Próbuję tłumaczyć to mojej córce z pokolenia wydanego na pastwę Tindera. Nie myl miłości z cierpieniem. Używając photoshopa usprawiedliwień, zamazujesz prawdę. Wchodzisz w układ współzależności, samooszukiwania. Potem z ulgą, że już nie boli, idealizujesz kogoś, by ukryć swój lęk przed nim, przed rozstaniem.
Miłość, ta prawdziwa, nie jest udręką. Ból powinien być sygnałem ostrzegawczym, tak jak w ciele. Dobro nie rani. Dobra relacja nie jest karkołomnym wysiłkiem, wspinaczką z maską tlenową, bo się dusisz, ale pokonasz siebie i osiągniecie cel. W miłości nie ma celu. Sama jest celem, dobrostanem. Rozwojem, rozrostem tego, co w tobie i was najlepsze, a nie bolesnym przycinaniem.
Uczucie nie jest nagrodą ani karą. To relacja między zakochanymi. Jeżeli rani, nie próbuj się do niego dopasować. To jak z butami, za małe już nie urosną.Twoje stopy będą coraz bardziej okaleczone, plasterki na chwilę uśmierzą niewygodę. Jednak ból wróci, jeszcze silniejszy. Pewnego dnia zostaniesz w domu, w butach, których inni ci zazdroszczą, że takie ładne i wymarzone… Buty służą do chodzenia, miłość do rozwoju. Naucz się, córeczko, odróżniać ją od euforii zakochania. Miłość podobna jest raczej do medytacji. Niczego w niej nie poprawiaj. Słuchaj, pozwalaj przepływać wrażeniom.

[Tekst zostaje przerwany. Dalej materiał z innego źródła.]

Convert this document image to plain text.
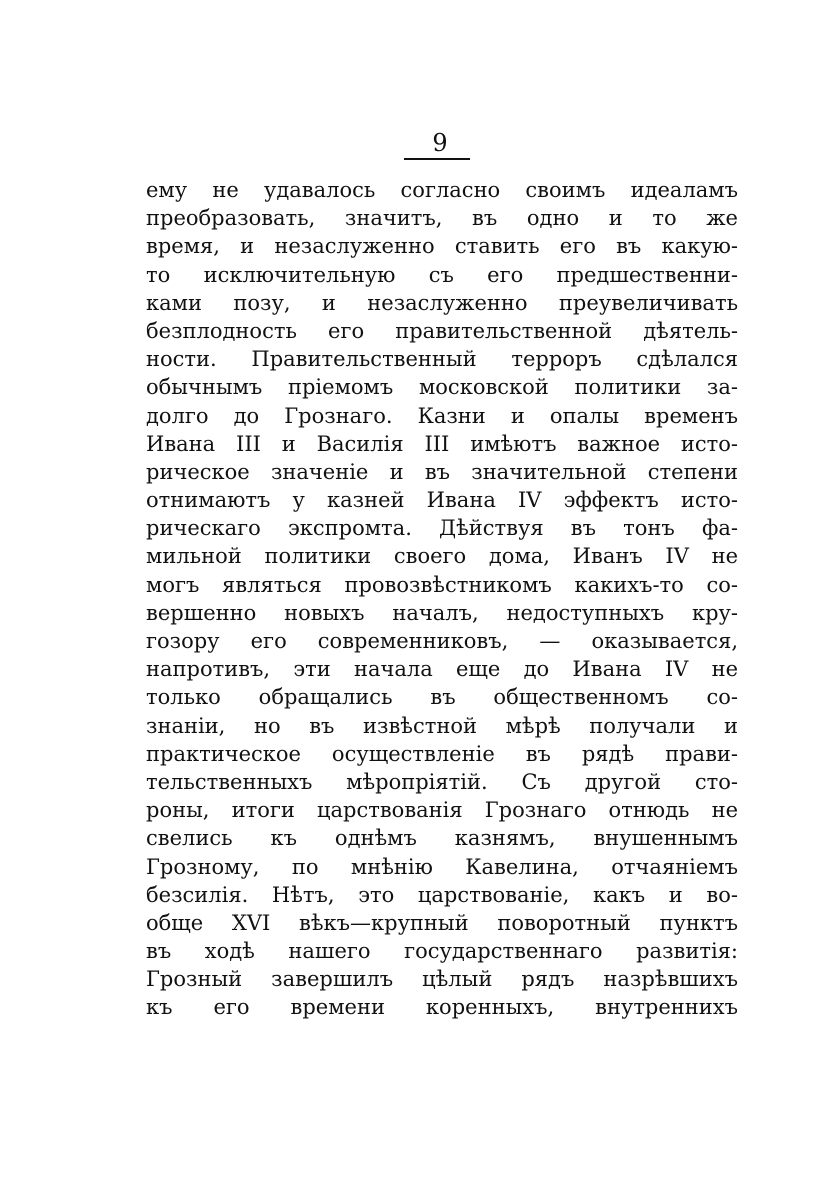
9
ему не удавалось согласно своимъ идеаламъ
преобразовать, значитъ, въ одно и то же
время, и незаслуженно ставить его въ какую-
то исключительную съ его предшественни-
ками позу, и незаслуженно преувеличивать
безплодность его правительственной дѣятель-
ности. Правительственный терроръ сдѣлался
обычнымъ пріемомъ московской политики за-
долго до Грознаго. Казни и опалы временъ
Ивана III и Василія III имѣютъ важное исто-
рическое значенiе и въ значительной степени
отнимаютъ у казней Ивана IV эффектъ исто-
рическаго экспромта. Дѣйствуя въ тонъ фа-
мильной политики своего дома, Иванъ IV не
могъ являться провозвѣстникомъ какихъ-то со-
вершенно новыхъ началъ, недоступныхъ кру-
гозору его современниковъ, — оказывается,
напротивъ, эти начала еще до Ивана IV не
только обращались въ общественномъ со-
знаніи, но въ извѣстной мѣрѣ получали и
практическое осуществленіе въ рядѣ прави-
тельственныхъ мѣропріятій. Съ другой сто-
роны, итоги царствованія Грознаго отнюдь не
свелись къ однѣмъ казнямъ, внушеннымъ
Грозному, по мнѣнію Кавелина, отчаяніемъ
безсилія. Нѣтъ, это царствованіе, какъ и во-
обще XVI вѣкъ—крупный поворотный пунктъ
въ ходѣ нашего государственнаго развитія:
Грозный завершилъ цѣлый рядъ назрѣвшихъ
къ его времени коренныхъ, внутреннихъ
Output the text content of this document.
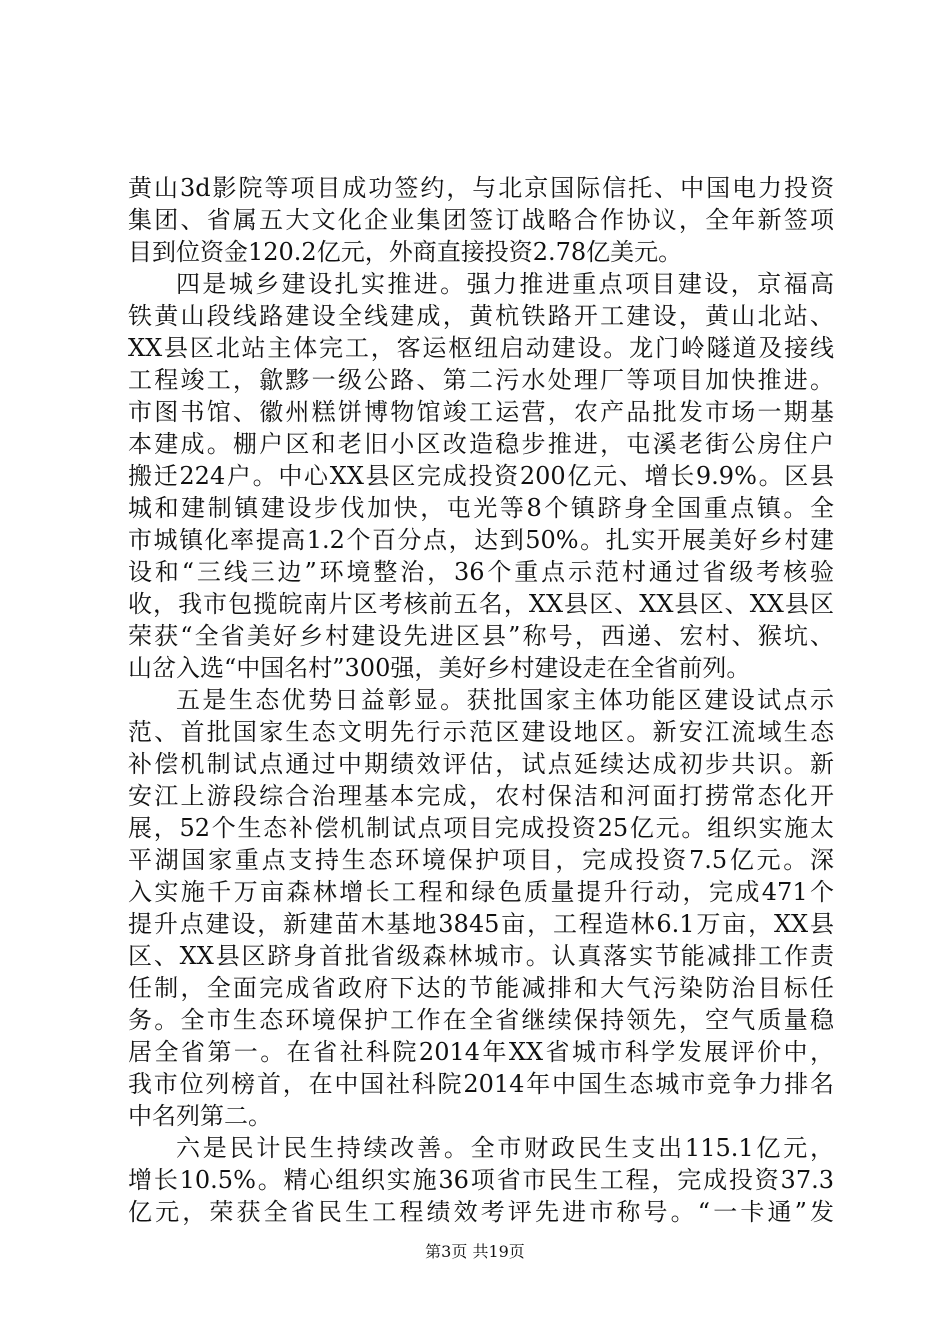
黄山3d影院等项目成功签约，与北京国际信托、中国电力投资
集团、省属五大文化企业集团签订战略合作协议，全年新签项
目到位资金120.2亿元，外商直接投资2.78亿美元。
四是城乡建设扎实推进。强力推进重点项目建设，京福高
铁黄山段线路建设全线建成，黄杭铁路开工建设，黄山北站、
XX县区北站主体完工，客运枢纽启动建设。龙门岭隧道及接线
工程竣工，歙黟一级公路、第二污水处理厂等项目加快推进。
市图书馆、徽州糕饼博物馆竣工运营，农产品批发市场一期基
本建成。棚户区和老旧小区改造稳步推进，屯溪老街公房住户
搬迁224户。中心XX县区完成投资200亿元、增长9.9%。区县
城和建制镇建设步伐加快，屯光等8个镇跻身全国重点镇。全
市城镇化率提高1.2个百分点，达到50%。扎实开展美好乡村建
设和“三线三边”环境整治，36个重点示范村通过省级考核验
收，我市包揽皖南片区考核前五名，XX县区、XX县区、XX县区
荣获“全省美好乡村建设先进区县”称号，西递、宏村、猴坑、
山岔入选“中国名村”300强，美好乡村建设走在全省前列。
五是生态优势日益彰显。获批国家主体功能区建设试点示
范、首批国家生态文明先行示范区建设地区。新安江流域生态
补偿机制试点通过中期绩效评估，试点延续达成初步共识。新
安江上游段综合治理基本完成，农村保洁和河面打捞常态化开
展，52个生态补偿机制试点项目完成投资25亿元。组织实施太
平湖国家重点支持生态环境保护项目，完成投资7.5亿元。深
入实施千万亩森林增长工程和绿色质量提升行动，完成471个
提升点建设，新建苗木基地3845亩，工程造林6.1万亩，XX县
区、XX县区跻身首批省级森林城市。认真落实节能减排工作责
任制，全面完成省政府下达的节能减排和大气污染防治目标任
务。全市生态环境保护工作在全省继续保持领先，空气质量稳
居全省第一。在省社科院2014年XX省城市科学发展评价中，
我市位列榜首，在中国社科院2014年中国生态城市竞争力排名
中名列第二。
六是民计民生持续改善。全市财政民生支出115.1亿元，
增长10.5%。精心组织实施36项省市民生工程，完成投资37.3
亿元，荣获全省民生工程绩效考评先进市称号。“一卡通”发
第3页 共19页
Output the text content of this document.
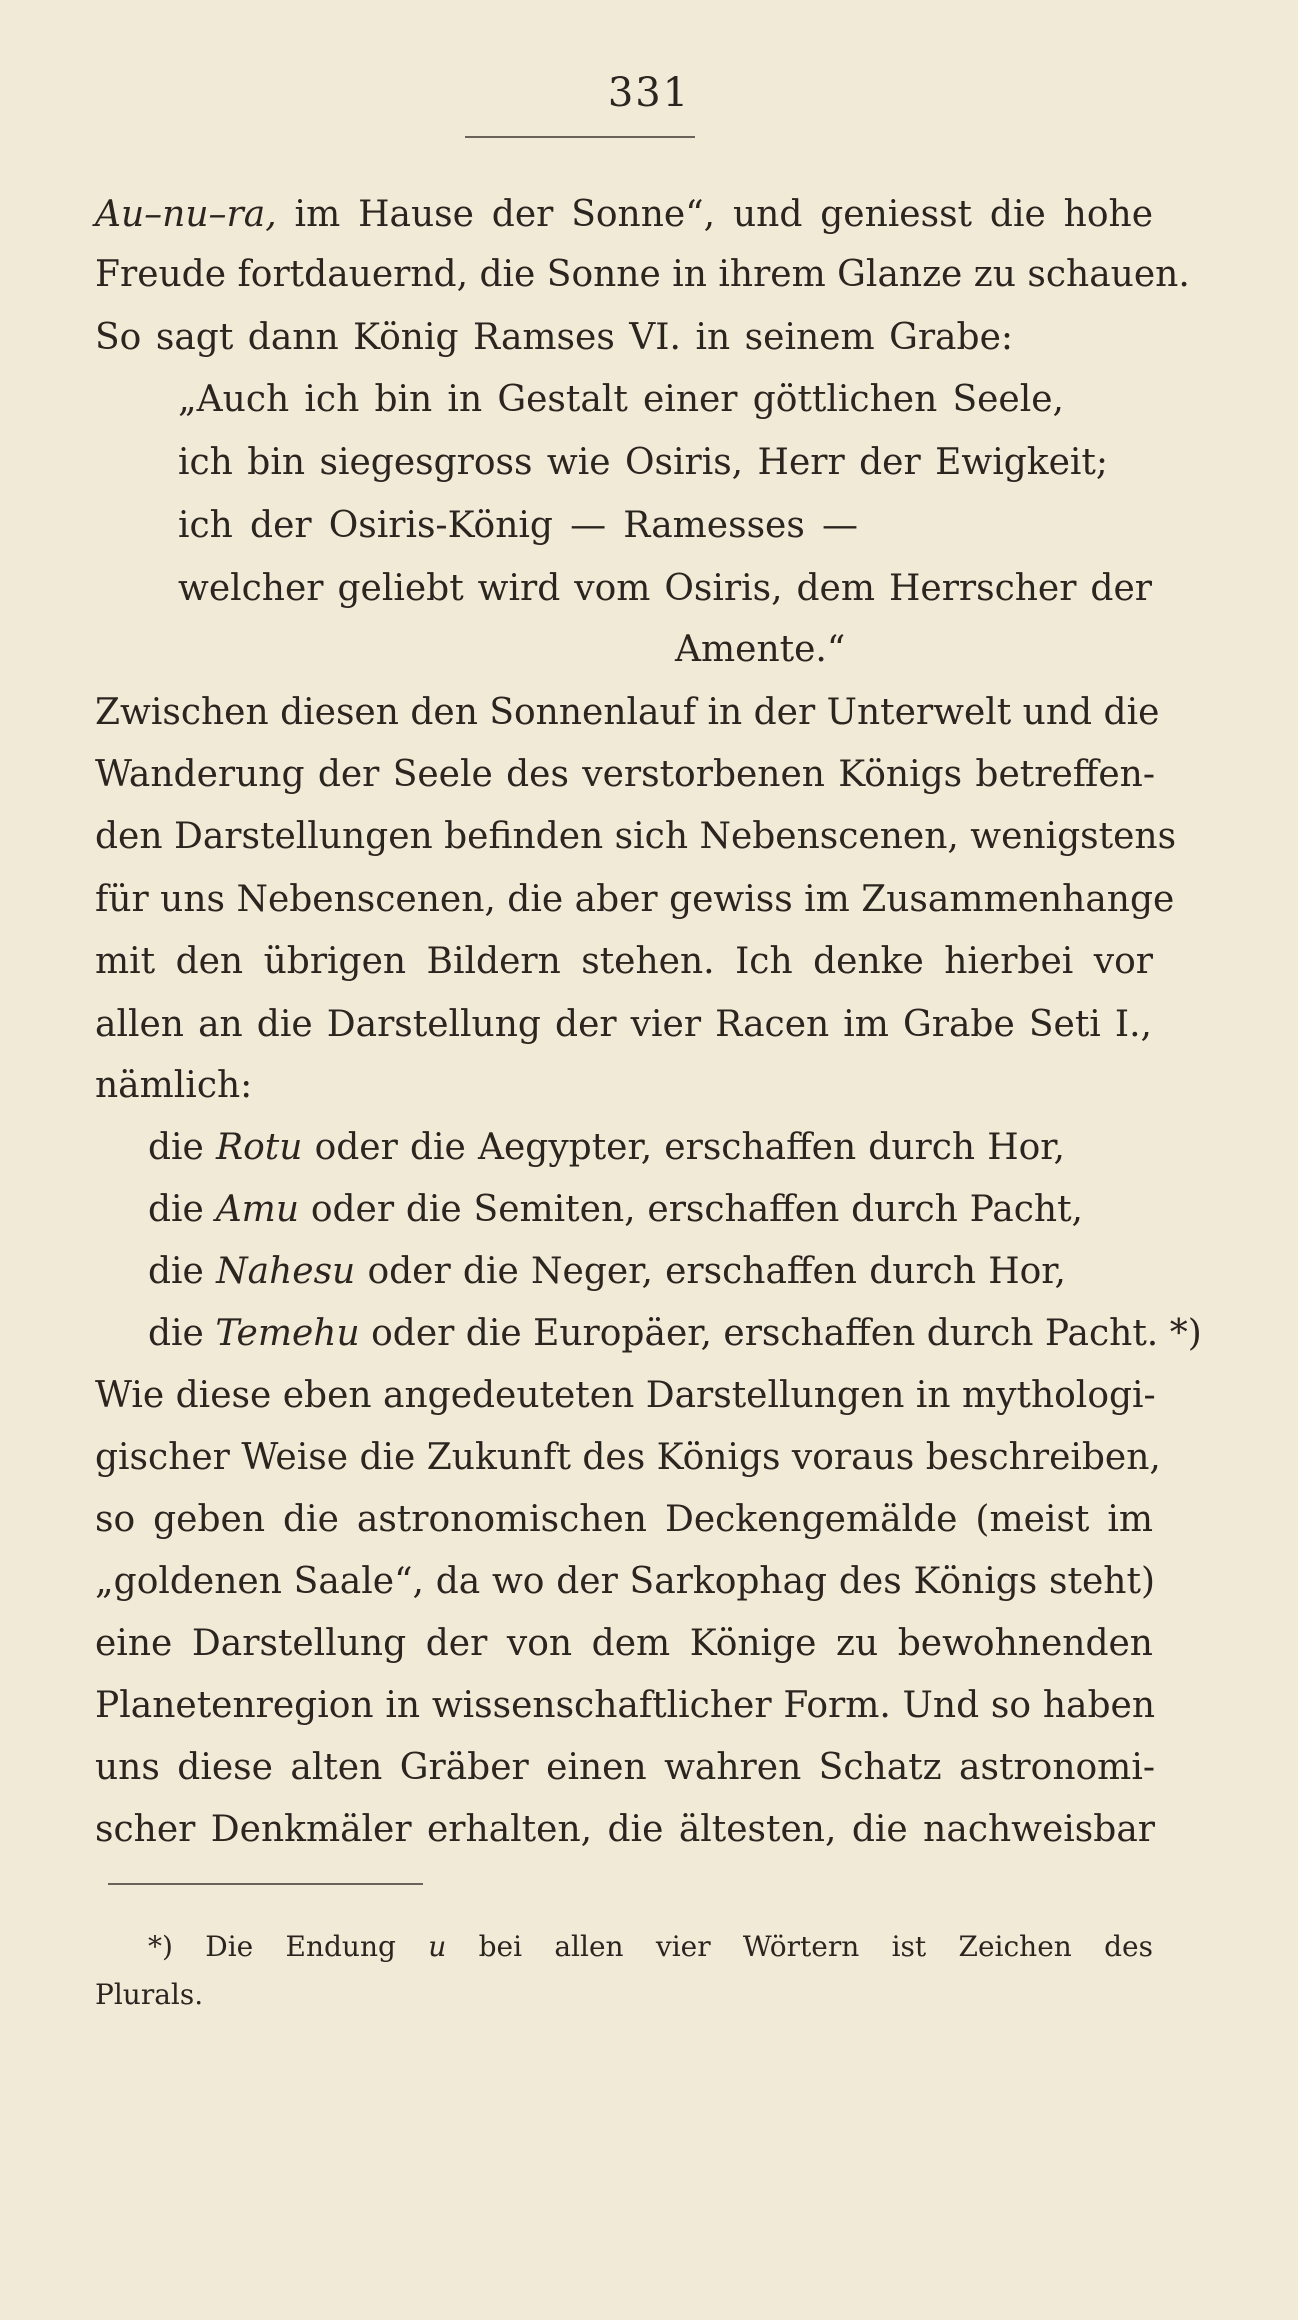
331
Au–nu–ra, im Hause der Sonne“, und geniesst die hohe
Freude fortdauernd, die Sonne in ihrem Glanze zu schauen.
So sagt dann König Ramses VI. in seinem Grabe:
„Auch ich bin in Gestalt einer göttlichen Seele,
ich bin siegesgross wie Osiris, Herr der Ewigkeit;
ich der Osiris-König — Ramesses —
welcher geliebt wird vom Osiris, dem Herrscher der
Amente.“
Zwischen diesen den Sonnenlauf in der Unterwelt und die
Wanderung der Seele des verstorbenen Königs betreffen-
den Darstellungen befinden sich Nebenscenen, wenigstens
für uns Nebenscenen, die aber gewiss im Zusammenhange
mit den übrigen Bildern stehen. Ich denke hierbei vor
allen an die Darstellung der vier Racen im Grabe Seti I.,
nämlich:
die Rotu oder die Aegypter, erschaffen durch Hor,
die Amu oder die Semiten, erschaffen durch Pacht,
die Nahesu oder die Neger, erschaffen durch Hor,
die Temehu oder die Europäer, erschaffen durch Pacht. *)
Wie diese eben angedeuteten Darstellungen in mythologi-
gischer Weise die Zukunft des Königs voraus beschreiben,
so geben die astronomischen Deckengemälde (meist im
„goldenen Saale“, da wo der Sarkophag des Königs steht)
eine Darstellung der von dem Könige zu bewohnenden
Planetenregion in wissenschaftlicher Form. Und so haben
uns diese alten Gräber einen wahren Schatz astronomi-
scher Denkmäler erhalten, die ältesten, die nachweisbar
*) Die Endung u bei allen vier Wörtern ist Zeichen des
Plurals.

Wtedy poczujesz odpowiedź i będziesz pewna. Jestem szczęśliwa. Nie jestem, zraniona, niepewna, zagubiona. Zamiast biegać do wróżek, szukać znaków, spójrz w siebie, co naprawdę czujesz tu i teraz. Sama dla siebie jesteś wyrocznią delficką. Inaczej w tej relacji nie będzie, tylko bardziej – jeszcze lepiej lub jeszcze gorzej.